Here’s our picture for this story bite:
A boy is facing another world beyond a bridge, a world in another dimension. He’s been over once, and he knows that this world can offer him something important. But if he goes, he must return within a certain amount of time or else he’ll be stuck there forever. Yet it holds something important. What makes him need to cross the bridge?
Is there another character involved? A sibling? Parent? Relative? Good friend? Are they stuck over there, or pressuring him to go, or are they involved in some other way? Why does their role matter?
Is there an item he needs that he can find only in the world across the bridge? How is it worth his risking his freedom to fetch it?

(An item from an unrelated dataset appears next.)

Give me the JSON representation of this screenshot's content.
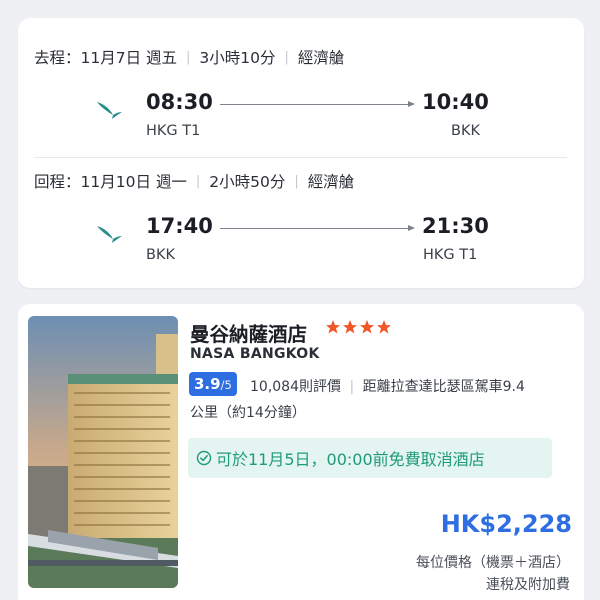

Is he running away from something? Does he hope to hide in that world long enough to escape?
What other possibilities can you think of?
Stakes always add a layer to the plot and a feeling of urgency to the story. As you can see, they can change a story’s purpose considerably. Whenever you’re thinking about stakes, think about the emotional heft. That emotion will make readers really care about your characters and their adventures—and want to keep reading.
If you’d like to share your story bite with me, please submit it through your teacher or with your school email address or home email address and include: your first name, grade, school’s name (or “homeschooled”), town, and state.
Teachers: if your make story bites part of a lesson, please let me know how it went. And share them! I’d love to see your students’ work.
What a great idea for a story prompt. The class loves the picture of the bridge in the woods. Is that on your property? It looks magical.
I love bridges like like as they always seem to promise to lead into the unknown! This bridge is on a trail in a property owned by the Freeport Historical Society. It’s an early 19th farm with a woods nearby where trees were grown for masts of sailing ships long ago. This is part of those woods. The trail leads down to a salt marsh, but the woods themselves are wonderfully creepy: all those towering old pines! I’ll do a story bite about them one day. (I’ve taken a wee break from the story bites, by the way, just because I’ve been very busy, but I’ll try to get back to them in the New Year.) Let me know if your class wants to try this one out. And if anyone’s struggling to write, I’d be happy to provide an opening sentence, or some more questions that might help prompt a story. I know that one of the hardest parts of writing is simply getting started.